Collaborating with LGBT-friendly destinations that include Stockholm, Copenhagen, Antwerp, and Germany, Out Traveler helped send two lucky Americans to Europe to explore the continent and report back. The winners, who made a compelling Instagram video to win their European getaway, sent their first travelogue back from Berlin. Here's what Brooklyn couple Kevin and Kenny did during their time in the German capital of cool.
While the city of Berlin has almost 800 years of history, in some ways it’s only 25 years old. And like many 25-year-olds with a complicated childhood, it's developed its own defiant identity that turns its past on its head; that’s not to say it’s forgotten any of it. No matter where you are in the city, the rich history of Berlin is tactile. Parts of the Berlin Wall are still preserved, elsewhere, it's a cobblestone path reminding you how the city and country were so recently divided.
The city is full of unique museums and art installations dedicated to both World War II and the turmoil that followed until the German Reunification. Tränenplast, or The Palace of Tears, recreates the former border-crossing checkpoint at Berlin Friedrichstraße station. Broadcast News pieces from each side of the wall highlight the fierce divide between the two governments, while personal testimonies and documents showcase the restrictions on personal liberty that were a part of daily life during the separation.
Another free museum, the Topography of Terror, is an indoor/outdoor installation along the longest remaining section of the outer wall that documents the rise to power of the Gestapo and SS, and the practices and tactics that kept them there.
Across the city, Kreuzberg is home to the East Side Gallery, a half-mile stretch of the inner wall that became a public mural exhibition. Painted by over 100 artists from around the world in 1990, it reflects hope born out of years of Soviet turmoil and encapsulates the forward-focused attitude that permeates Berlin today.

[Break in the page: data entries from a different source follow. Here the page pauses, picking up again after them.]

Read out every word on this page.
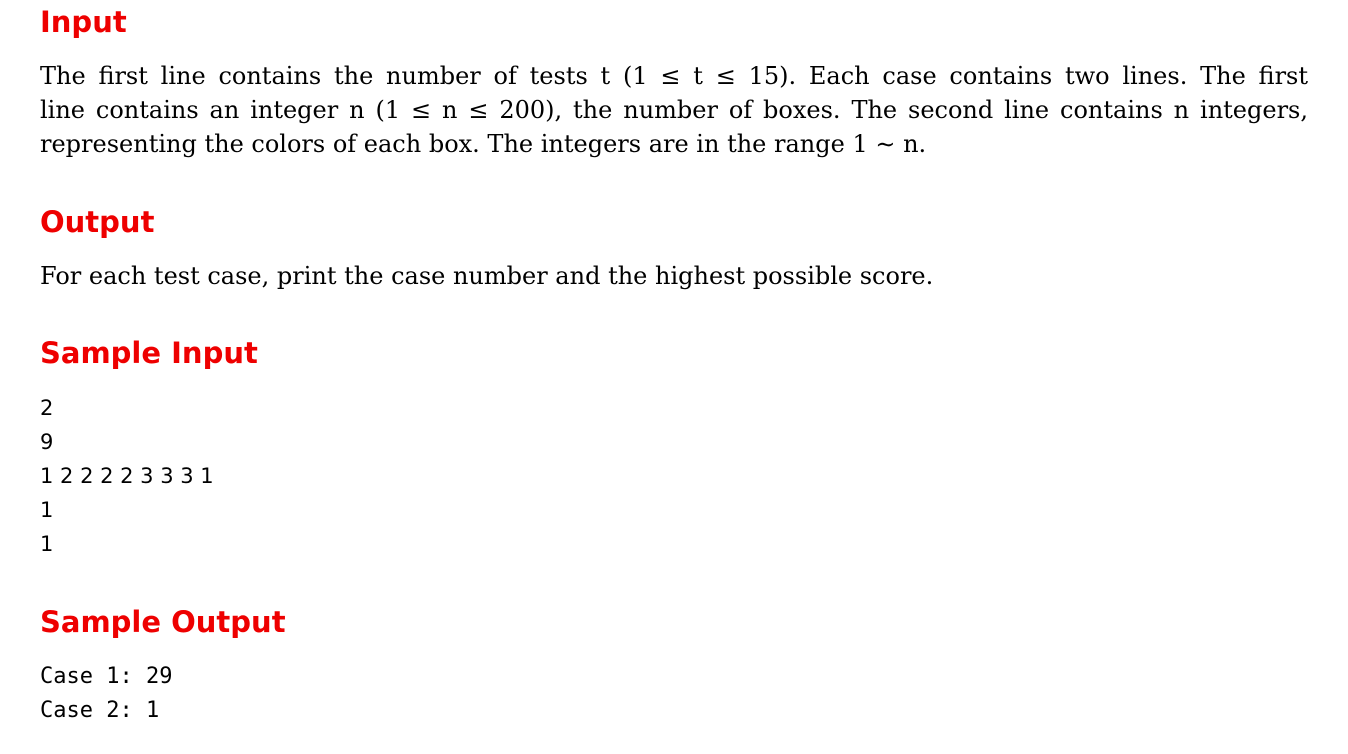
Input
The first line contains the number of tests t (1 ≤ t ≤ 15). Each case contains two lines. The first
line contains an integer n (1 ≤ n ≤ 200), the number of boxes. The second line contains n integers,
representing the colors of each box. The integers are in the range 1 ∼ n.
Output
For each test case, print the case number and the highest possible score.
Sample Input
2
9
1 2 2 2 2 3 3 3 1
1
1
Sample Output
Case 1: 29
Case 2: 1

After a day focusing on the past, we wanted to make our last day in Berlin about the present. It was Christopher Street Day, after all, Berlin’s equivalent of Pride festivities named after the riots of the Stonewall Inn that sparked the modern gay rights movement.
We started our day back in Friedrichshain-Kreuzberg. Most walls of the neighborhood are covered in graffiti and streets have an alternative energy that feels like the East Village before all the bros moved in. We did some shopping at vintage and designer shops in the neighborhood like Voo
, before getting lunch at Wochenmärkte
, a collection of food stands and farm tables in a large warehouse space.
Given the timing of our trip, we saved our energy to take part in the Pride festivities. Unlike many cities in the U.S., the parade is fully inclusive so anyone can join, whether you’re wearing your best drag or just finished brunch with friends. Buses blast dance music while revelers follow behind, dancing with bottles of beer and wine in their hands. We took some great photos of the party-goers, but seeing so many people holding a German flag in one hand and a rainbow Israeli flag in the other was by far the best look we saw.